Even though I’ve worked in a school for a couple of years, I still consider myself new to the sector, after working in universities and colleges for almost 20 years. They’re quite different now, from how I remember mine.
A news team visited an inner city school in Leeds, to share the types of difficulties and opportunities some schools face these days.

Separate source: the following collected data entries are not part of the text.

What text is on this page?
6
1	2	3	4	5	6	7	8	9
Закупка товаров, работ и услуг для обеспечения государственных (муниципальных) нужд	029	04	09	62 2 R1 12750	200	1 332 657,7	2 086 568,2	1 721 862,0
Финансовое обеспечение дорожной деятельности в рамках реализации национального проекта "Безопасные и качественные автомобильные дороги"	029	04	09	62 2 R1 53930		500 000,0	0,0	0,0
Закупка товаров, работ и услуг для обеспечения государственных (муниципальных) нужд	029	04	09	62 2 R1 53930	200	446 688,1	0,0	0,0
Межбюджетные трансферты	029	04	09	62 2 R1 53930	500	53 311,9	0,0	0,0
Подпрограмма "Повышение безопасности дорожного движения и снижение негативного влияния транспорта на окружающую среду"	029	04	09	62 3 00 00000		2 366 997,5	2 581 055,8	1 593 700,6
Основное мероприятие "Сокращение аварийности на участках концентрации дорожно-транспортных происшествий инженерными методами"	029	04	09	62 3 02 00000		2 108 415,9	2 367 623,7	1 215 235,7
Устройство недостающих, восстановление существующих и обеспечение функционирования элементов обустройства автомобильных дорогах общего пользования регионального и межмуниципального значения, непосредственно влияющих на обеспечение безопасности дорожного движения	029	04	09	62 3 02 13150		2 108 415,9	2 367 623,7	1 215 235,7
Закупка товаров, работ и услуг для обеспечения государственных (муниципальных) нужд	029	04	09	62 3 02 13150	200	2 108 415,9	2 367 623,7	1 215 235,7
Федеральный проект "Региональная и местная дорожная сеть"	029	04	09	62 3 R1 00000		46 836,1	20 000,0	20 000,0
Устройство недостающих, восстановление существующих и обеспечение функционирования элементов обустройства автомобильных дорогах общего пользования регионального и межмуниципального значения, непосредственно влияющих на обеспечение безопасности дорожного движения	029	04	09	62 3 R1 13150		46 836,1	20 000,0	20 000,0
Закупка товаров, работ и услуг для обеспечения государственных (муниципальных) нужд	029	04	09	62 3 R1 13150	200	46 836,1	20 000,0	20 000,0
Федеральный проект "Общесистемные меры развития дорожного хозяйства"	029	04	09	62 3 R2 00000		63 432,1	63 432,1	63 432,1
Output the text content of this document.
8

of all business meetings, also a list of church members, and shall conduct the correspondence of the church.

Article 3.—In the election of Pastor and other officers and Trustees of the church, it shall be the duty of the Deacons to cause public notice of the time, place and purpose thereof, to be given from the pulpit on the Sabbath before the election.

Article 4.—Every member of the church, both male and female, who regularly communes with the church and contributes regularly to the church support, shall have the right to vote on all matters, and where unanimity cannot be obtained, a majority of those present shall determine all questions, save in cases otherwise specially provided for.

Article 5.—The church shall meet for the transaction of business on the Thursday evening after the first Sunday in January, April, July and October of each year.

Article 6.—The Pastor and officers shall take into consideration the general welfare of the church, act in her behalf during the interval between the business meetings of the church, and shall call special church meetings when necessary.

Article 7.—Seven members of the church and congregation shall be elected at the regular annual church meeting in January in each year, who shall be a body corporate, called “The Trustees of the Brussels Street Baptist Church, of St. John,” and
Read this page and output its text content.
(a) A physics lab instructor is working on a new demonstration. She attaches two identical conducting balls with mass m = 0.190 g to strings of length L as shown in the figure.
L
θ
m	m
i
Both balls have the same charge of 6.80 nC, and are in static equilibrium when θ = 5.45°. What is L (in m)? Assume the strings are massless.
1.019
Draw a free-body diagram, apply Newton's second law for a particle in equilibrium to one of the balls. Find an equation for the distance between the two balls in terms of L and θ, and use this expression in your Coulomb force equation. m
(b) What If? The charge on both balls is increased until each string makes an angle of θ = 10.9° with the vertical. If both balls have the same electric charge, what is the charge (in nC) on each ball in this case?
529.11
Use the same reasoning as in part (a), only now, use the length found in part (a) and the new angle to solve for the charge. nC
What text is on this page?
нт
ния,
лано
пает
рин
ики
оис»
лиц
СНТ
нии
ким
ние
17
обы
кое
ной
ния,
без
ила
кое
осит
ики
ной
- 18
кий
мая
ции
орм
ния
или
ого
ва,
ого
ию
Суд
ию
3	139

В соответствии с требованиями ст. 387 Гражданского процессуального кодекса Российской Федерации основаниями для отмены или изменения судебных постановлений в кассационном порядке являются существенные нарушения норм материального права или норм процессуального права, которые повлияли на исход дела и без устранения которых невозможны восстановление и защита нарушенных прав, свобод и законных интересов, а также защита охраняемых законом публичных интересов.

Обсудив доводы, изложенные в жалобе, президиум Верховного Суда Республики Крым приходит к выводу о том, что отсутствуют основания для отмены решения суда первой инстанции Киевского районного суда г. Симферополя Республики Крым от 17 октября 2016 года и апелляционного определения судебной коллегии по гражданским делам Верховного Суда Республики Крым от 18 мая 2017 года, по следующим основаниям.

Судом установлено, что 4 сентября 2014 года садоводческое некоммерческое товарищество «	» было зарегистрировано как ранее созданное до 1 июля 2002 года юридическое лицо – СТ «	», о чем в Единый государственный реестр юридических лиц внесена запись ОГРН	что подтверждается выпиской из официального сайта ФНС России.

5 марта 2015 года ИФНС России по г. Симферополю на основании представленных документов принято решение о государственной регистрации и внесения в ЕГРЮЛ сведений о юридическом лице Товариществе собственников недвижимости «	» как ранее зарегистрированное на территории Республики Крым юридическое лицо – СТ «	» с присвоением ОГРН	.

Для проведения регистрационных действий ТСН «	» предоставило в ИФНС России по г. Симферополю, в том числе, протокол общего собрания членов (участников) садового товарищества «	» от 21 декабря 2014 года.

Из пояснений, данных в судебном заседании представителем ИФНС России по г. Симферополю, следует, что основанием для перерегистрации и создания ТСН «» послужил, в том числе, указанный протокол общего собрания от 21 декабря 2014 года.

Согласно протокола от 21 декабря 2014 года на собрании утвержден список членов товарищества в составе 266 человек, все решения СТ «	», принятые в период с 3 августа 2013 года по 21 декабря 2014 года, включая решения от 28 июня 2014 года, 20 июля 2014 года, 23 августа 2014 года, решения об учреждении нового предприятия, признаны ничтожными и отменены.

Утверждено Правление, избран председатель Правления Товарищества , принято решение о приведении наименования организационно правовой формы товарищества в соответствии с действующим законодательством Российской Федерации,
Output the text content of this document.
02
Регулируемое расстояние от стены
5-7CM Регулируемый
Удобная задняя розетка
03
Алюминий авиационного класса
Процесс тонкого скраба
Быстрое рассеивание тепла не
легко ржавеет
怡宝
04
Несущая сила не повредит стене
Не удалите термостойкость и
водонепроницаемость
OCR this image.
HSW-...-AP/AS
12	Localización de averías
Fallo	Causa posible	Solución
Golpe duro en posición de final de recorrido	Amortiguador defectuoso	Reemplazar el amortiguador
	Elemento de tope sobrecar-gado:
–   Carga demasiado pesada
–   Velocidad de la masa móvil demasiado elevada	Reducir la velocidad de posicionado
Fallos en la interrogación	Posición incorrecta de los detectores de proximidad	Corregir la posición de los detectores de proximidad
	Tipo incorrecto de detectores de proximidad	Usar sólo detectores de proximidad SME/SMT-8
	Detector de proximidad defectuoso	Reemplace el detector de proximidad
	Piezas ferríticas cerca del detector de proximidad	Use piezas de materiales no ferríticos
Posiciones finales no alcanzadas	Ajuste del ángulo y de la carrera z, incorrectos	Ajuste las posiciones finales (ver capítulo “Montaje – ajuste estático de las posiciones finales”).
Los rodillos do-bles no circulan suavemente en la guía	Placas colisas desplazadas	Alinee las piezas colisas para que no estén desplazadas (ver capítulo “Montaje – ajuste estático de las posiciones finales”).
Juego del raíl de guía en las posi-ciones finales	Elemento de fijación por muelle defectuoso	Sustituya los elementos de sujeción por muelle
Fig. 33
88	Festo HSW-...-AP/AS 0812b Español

The school with 72 languages
Every week we hear about the huge challenges for schools up and down the country – from funding cuts, to talk of a recruitment crisis. Calendar was invited into one particular school – where students speak 72 different languages. It provides many challenges for the Co-operative Academy – in Burmantofts – one of the most deprived areas of Leeds. Not least how to teach children – many of whom do not speak any English – the curriculum.The dedicated teachers at the Co-operative Academy
The Co-operative Academy in Leeds is in one of the poorest and most diverse areas in the city. Here 75% of students don’t speak English as their first language. And more than 60% are eligible for pupil premium funding – for those with low incomes. That’s more than twice the national average. It means teachers here have a very difficult – and sometimes upsetting – job on their hands. Here’s the second of Helen Steel’s special reports.Raising aspirations in inner-city school
In the final of a three-part series by Calendar reporter Helen Steel, we see how staff at the Co-operative Academy of Leeds – in one of the most deprived inner-city areas of the UK – are determined to raise aspirations.